O Primo Basílio - Cap. 10: CAPÍTULO X Pág. 281 / 414

Seguia com satisfação a amarelidão crescente das feições de Juliana; tinha esperanças no aneurisma: não rebentaria um dia, o demônio?

E diante de Jorge tinha de a elogiar!

A vida pesava-lhe. Apenas ele pela manhã saía e fechava a cancela, logo as suas tristezas, os seus receios lhe desciam sobre a alma, devagar, como grandes véus espessos que se abatem lugubremente; não se vestia então até às quatro, cinco horas, e com o roupão solto, em chinelas, despenteada, arrastava o seu aborrecimento pelo quarto. Vinham-lhe, por momentos, de repente, desejos de fugir, ir meter-se num convento! A sua sensibilidade muito exaltada impeli-la-ia decerto a alguma resolução melodramática - se a não retivesse, com a força de uma sedução permanente, o seu amor por Jorge. Porque o amava agora, imensamente! Amava-o com cuidados de mãe, com ímpetos de concubina... Tinha ciúmes de tudo, até do ministério, até do relatório! Ia interrompê-lo a cada momento, tirar-lhe a pena da mão, reclamar o seu olhar, a sua voz; e os passos dele no corredor davam-lhe o alvoroço dos amores ilegítimos...

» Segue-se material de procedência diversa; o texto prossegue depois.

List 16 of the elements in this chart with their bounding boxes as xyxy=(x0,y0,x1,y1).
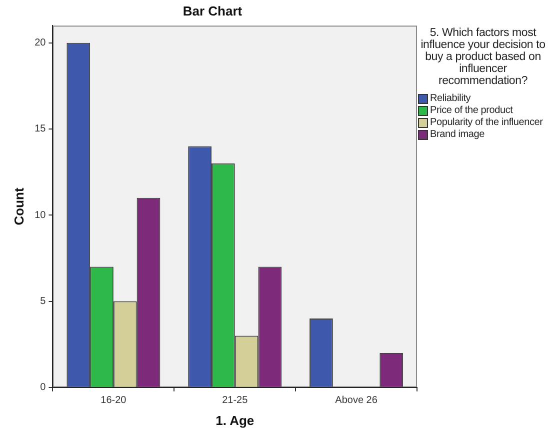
x-tick-label: Above 26 xyxy=(335,395,378,406)
y-axis-title: Count xyxy=(11,187,26,226)
x-tick-label: 16-20 xyxy=(100,395,127,406)
y-tick-label: 10 xyxy=(34,210,46,221)
y-tick-label: 15 xyxy=(34,124,46,135)
x-tick-label: 21-25 xyxy=(222,395,248,406)
y-tick-label: 20 xyxy=(34,38,46,49)
y-tick-label: 5 xyxy=(40,296,46,308)
legend-label: Price of the product xyxy=(430,105,513,117)
legend-label: Reliability xyxy=(430,93,471,105)
chart-title: Bar Chart xyxy=(182,3,243,18)
x-axis-title: 1. Age xyxy=(216,412,254,428)
legend-label: Brand image xyxy=(430,129,484,141)
legend-label: Popularity of the influencer xyxy=(430,117,543,129)
legend-title: 5. Which factors most influence your decision to buy a product based on influencer recommendation? xyxy=(420,27,546,87)
y-tick-label: 0 xyxy=(40,382,46,394)
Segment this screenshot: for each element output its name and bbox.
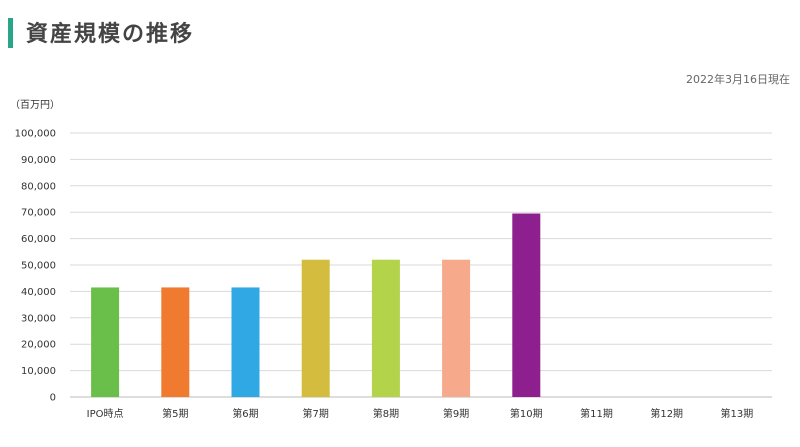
x-tick-label: IPO時点 xyxy=(87,408,124,420)
bar-0 xyxy=(91,287,120,397)
x-tick-label: 第9期 xyxy=(443,407,469,420)
title-accent-bar xyxy=(8,18,13,48)
y-unit-label: （百万円） xyxy=(10,99,60,111)
as-of-date: 2022年3月16日現在 xyxy=(686,73,790,86)
bar-3 xyxy=(301,259,330,397)
y-tick-label: 10,000 xyxy=(21,366,56,377)
bar-4 xyxy=(371,259,400,397)
x-tick-label: 第7期 xyxy=(303,407,329,420)
y-tick-label: 80,000 xyxy=(21,181,56,192)
bar-6 xyxy=(512,213,541,397)
x-tick-label: 第10期 xyxy=(510,407,543,420)
y-tick-label: 50,000 xyxy=(21,261,56,272)
page-title: 資産規模の推移 xyxy=(26,22,195,47)
y-tick-label: 90,000 xyxy=(21,155,56,166)
bar-2 xyxy=(231,287,260,397)
y-tick-label: 0 xyxy=(50,393,56,404)
bar-5 xyxy=(442,259,471,397)
x-tick-label: 第5期 xyxy=(162,407,188,420)
x-tick-label: 第13期 xyxy=(721,407,754,420)
y-tick-label: 60,000 xyxy=(21,234,56,245)
y-tick-label: 100,000 xyxy=(15,129,56,140)
x-tick-label: 第11期 xyxy=(580,407,613,420)
x-tick-label: 第12期 xyxy=(650,407,683,420)
y-tick-label: 20,000 xyxy=(21,340,56,351)
x-tick-label: 第8期 xyxy=(373,407,399,420)
y-tick-label: 70,000 xyxy=(21,208,56,219)
x-tick-label: 第6期 xyxy=(232,407,258,420)
bar-1 xyxy=(161,287,190,397)
y-tick-label: 30,000 xyxy=(21,313,56,324)
y-tick-label: 40,000 xyxy=(21,287,56,298)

De resto ela mesma se esforçava por desenvolver aquela paixão, achando nela a compensação inefável das suas humilhações. Como lhe viera aquilo? Porque sempre o amara, decerto, reconhecia-o agora - mas não tanto, não tão exclusivamente! Nem ela sabia. Envergonhava-se mesmo, sentindo vagamente naquela violência amorosa pouca dignidade conjugal; suspeitava que o que tinha era apenas um capricho. Um capricho por seu marido! Não lhe parecia rigorosamente casto... Que lhe importava, de resto? Aquilo fazia-a feliz, prodigiosamente. Fosse o que fosse, era delicioso!

Ao princípio a idéia do outro pairava constantemente sobre esse amor, pondo um gosto infeliz em cada beijo, um remorso em cada noite.